On 28 July 2005 at 11:18 UTC, Expedition 11 became the first ISS crew since Expedition 6 to be visited by a Space Shuttle. STS-114 was the first "Return to Flight" Space Shuttle mission following the Space Shuttle Columbia disaster. The Space Shuttle Discovery, docked to the station, and delivered a Control Moment Gyroscope to replace one failed unit and the External stowage platform 2 as part of the approximately 4.100 kg cargo carried in Discovery's payload bay and inside the Multi-Purpose Logistics Module Raffaello. On 6 August 2005 the Orbiter undocked from the ISS taking the MPLM back.

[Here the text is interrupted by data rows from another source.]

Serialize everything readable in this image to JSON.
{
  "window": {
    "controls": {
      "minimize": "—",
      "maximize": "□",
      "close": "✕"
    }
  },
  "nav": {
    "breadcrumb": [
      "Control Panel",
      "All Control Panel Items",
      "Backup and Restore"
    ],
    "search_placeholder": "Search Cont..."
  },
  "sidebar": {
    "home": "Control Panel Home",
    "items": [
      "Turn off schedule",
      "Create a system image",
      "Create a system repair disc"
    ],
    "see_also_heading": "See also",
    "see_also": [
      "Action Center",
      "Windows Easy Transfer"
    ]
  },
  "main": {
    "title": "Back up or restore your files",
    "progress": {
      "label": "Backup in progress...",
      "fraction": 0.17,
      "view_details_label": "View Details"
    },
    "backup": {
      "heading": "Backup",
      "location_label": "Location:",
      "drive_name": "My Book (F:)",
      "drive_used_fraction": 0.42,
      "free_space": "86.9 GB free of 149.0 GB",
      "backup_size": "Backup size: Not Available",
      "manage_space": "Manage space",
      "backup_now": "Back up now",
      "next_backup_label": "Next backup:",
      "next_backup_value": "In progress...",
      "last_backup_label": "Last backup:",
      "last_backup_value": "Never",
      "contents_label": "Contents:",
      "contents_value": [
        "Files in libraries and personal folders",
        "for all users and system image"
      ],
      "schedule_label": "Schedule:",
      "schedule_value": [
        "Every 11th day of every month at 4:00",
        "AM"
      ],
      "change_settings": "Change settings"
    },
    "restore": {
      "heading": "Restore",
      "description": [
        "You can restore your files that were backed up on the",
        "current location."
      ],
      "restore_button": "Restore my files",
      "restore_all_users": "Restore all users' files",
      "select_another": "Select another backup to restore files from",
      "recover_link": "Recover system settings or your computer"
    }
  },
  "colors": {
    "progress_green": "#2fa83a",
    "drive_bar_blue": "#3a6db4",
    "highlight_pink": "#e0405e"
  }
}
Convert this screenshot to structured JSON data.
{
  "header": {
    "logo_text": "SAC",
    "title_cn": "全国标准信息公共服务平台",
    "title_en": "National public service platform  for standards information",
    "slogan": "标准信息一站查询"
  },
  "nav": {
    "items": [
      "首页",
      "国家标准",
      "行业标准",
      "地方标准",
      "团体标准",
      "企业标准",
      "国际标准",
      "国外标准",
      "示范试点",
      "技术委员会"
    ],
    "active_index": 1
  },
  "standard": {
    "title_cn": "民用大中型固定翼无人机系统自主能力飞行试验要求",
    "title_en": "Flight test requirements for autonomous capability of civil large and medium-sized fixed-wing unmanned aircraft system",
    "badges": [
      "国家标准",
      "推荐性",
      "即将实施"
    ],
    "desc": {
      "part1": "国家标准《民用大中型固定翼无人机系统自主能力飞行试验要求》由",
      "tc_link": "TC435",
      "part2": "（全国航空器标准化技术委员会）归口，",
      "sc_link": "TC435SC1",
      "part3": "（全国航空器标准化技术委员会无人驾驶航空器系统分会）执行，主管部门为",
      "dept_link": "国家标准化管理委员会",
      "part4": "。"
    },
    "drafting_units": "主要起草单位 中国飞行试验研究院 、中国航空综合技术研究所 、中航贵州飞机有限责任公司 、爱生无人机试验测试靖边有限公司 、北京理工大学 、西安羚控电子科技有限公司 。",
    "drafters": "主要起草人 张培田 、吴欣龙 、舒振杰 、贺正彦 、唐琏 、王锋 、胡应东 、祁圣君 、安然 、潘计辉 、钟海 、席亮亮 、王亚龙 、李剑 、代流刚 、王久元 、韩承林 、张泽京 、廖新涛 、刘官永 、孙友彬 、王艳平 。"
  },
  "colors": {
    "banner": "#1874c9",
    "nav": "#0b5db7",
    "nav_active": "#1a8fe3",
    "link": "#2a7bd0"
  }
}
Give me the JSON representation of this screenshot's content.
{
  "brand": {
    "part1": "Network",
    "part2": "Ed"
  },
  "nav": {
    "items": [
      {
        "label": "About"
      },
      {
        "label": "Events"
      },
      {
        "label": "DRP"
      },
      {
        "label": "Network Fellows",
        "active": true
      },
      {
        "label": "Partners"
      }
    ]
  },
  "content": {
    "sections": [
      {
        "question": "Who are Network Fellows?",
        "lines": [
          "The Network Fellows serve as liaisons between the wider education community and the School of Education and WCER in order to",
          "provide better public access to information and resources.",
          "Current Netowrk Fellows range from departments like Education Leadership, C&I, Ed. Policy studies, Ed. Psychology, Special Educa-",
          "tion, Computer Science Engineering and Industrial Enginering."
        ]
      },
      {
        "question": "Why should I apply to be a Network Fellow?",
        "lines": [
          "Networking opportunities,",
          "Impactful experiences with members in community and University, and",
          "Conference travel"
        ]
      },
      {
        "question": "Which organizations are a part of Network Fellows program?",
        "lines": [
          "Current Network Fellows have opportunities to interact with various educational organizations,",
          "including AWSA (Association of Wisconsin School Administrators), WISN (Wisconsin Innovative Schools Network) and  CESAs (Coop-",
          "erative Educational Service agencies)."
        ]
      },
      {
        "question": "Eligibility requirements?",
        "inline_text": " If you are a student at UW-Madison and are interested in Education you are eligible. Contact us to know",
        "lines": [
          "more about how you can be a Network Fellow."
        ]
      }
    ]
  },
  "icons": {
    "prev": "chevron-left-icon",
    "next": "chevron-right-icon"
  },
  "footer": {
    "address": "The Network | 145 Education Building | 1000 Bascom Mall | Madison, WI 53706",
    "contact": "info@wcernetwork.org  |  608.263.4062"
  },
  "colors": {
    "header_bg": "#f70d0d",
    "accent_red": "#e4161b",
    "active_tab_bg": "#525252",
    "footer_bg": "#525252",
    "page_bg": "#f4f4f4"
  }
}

During the Expedition 11 mission, Krikalev exceeded the record for total time in space (formerly held by Sergei Avdeyev with 747.593 days). Krikalev at launch had spent 624.387 days in space. He passed the record on the 123rd day of the mission, on 16 August 2005. His cumulative time in space was 803 days, 9 hours and 39 minutes upon landing.

On 7 September 2005 the uncrewed Progress M-53 (18P) cargo spacecraft undocked from the station and was destructively deorbited, to make way for the arrival of Progress M-54 (19P) which docked on 10 September 2005 and transferred around 2400 kg of cargo, (fuel, water, and dry cargo including oxygen generators) to the station.

On 3 October 2005 Soyuz TMA-7 docked bringing the Expedition 12 crew.

Thomas Reiter (ESA) was scheduled to join the mission in October 2005 on the supply mission STS-121 to the ISS, but due to that mission's delay until 2006, he became a crew member of Expedition 13.

==Spacewalks==
Two spacewalks were planned for Expedition 11 however only one took place. On 18 August 2005 19:02 UTC (3:02 p.m. EDT) the crew started a 4-hour, 58-minute spacewalk. They removed and brought inside the station a Russian Biorisk experiment container housing bacteria from the outside of Pirs; an MPAC (a micrometeoroid and orbital debris collector) and SEED (a materials exposure array) panel from the Zvezda Service Module; and the Matroska experiment, (radiation dosimeters in human-tissue-equivalent material). They installed a television camera on Zvezda, and checked a Korma contamination-exposure experiment tablet, and removed and replaced a materials exposure experiment container.